Subtype Polymorphism

We've just seen how parametric polymorphism makes code reusable by leaving one or more types blank and letting the compiler fill in those blanks when it sees how the reusable code is used. With parametric polymorphism, the author of the reusable code doesn't know the exact types, but the compiler does.

Subtype polymorphism also makes code reusable. We developers make code polymorphic by writing it in terms of a supertype. Somehow the compiler generates a single version of the code that works with values of any type in the supertype's hierarchy. With subtype polymorphism, the author of the polymorphic code doesn't know the exact subtypes it is applied to, nor does the compiler.

While both polymorphisms allow a single abstraction to serve many types, parametric polymorphism has the potential to produce faster executables since the compiler knows the types. So why do we need both? Maybe we don't. Perhaps subtype polymorphism is just a legacy of the past before we invented a better way to make code reusable? After all, both Java and C++ started off with just subtype polymorphism but later gained parametric polymorphism. Rust is a newer language whose standard library employs parametric polymorphism far more frequently than subtype polymorphism.

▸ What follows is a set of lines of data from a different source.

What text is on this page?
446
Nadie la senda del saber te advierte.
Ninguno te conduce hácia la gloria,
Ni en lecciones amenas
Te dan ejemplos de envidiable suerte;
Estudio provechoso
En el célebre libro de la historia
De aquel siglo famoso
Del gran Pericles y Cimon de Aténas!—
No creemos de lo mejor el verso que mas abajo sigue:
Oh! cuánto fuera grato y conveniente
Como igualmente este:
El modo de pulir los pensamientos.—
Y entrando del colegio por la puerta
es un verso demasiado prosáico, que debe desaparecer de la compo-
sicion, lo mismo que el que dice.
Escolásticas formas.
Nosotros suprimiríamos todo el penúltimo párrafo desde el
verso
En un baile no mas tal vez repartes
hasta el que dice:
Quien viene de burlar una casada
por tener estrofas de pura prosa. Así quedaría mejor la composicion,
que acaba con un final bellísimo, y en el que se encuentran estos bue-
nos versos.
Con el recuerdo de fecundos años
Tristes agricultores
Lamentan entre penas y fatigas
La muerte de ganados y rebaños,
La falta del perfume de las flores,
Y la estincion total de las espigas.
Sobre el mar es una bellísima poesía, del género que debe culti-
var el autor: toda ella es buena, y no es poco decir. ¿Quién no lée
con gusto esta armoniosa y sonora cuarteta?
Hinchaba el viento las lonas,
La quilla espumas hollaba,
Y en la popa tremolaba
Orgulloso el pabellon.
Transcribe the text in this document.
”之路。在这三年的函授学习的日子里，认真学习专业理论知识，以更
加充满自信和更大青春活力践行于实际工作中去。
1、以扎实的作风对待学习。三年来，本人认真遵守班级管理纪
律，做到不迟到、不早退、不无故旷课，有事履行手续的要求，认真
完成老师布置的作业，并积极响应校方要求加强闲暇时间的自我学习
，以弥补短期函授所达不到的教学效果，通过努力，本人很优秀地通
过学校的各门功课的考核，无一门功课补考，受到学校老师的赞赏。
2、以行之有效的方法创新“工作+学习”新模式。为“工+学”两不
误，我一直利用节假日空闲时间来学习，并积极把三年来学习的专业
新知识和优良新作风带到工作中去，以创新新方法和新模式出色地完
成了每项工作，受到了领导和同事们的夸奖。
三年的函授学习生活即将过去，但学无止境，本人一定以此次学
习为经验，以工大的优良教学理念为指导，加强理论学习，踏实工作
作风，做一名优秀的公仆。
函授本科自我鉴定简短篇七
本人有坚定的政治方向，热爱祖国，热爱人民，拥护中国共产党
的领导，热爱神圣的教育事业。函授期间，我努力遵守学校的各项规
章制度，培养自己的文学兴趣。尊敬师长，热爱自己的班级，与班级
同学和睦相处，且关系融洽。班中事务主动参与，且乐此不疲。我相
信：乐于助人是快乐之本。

This is an important question. However, we'll be better positioned to answer it if we first ask a preliminary question: how does the correct version of a method get called in subtype polymorphism if the compiler only knows the supertype? For example, how does this universal print method call the right toString on a vanilla Object?

Java

void print(Object object) {
  System.out.print(object.toString());
}

void print(Object object) {
  System.out.print(object.toString());
}

Let's find out how the right method gets called.

Manual Dynamic Dispatch

When C++ broke onto the programming scene in the 1990s, not everyone saw an object-oriented programming revolution on the horizon. One of the scoffers was computer graphics researcher Jim Blinn. At the time, Blinn wrote a column for a technical publication on computer graphics. One of his installments dismissed a key feature of C++: subtype polymorphism. He claimed to have been using it in Fortran for years and offered this “versatile” shape-drawing routine as a demonstration:

Pseudocode

struct shape
  int type
  ...

draw(shape)
  if shape.type == 0
    drawCircle(shape) 
  else if shape.type == 1
    drawSquare(shape) 
  else if shape.type == 2
    drawPolygon(shape)

struct shape
  int type
  ...

draw(shape)
  if shape.type == 0
    drawCircle(shape) 
  else if shape.type == 1
    drawSquare(shape) 
  else if shape.type == 2
    drawPolygon(shape)

The routine has been translated from Blinn's Fortran to pseudocode. The subroutine draw draws any of three different kinds of shapes thrown at it by examining the shape's type tag and calling a shape-specific helper function. It is polymorphic.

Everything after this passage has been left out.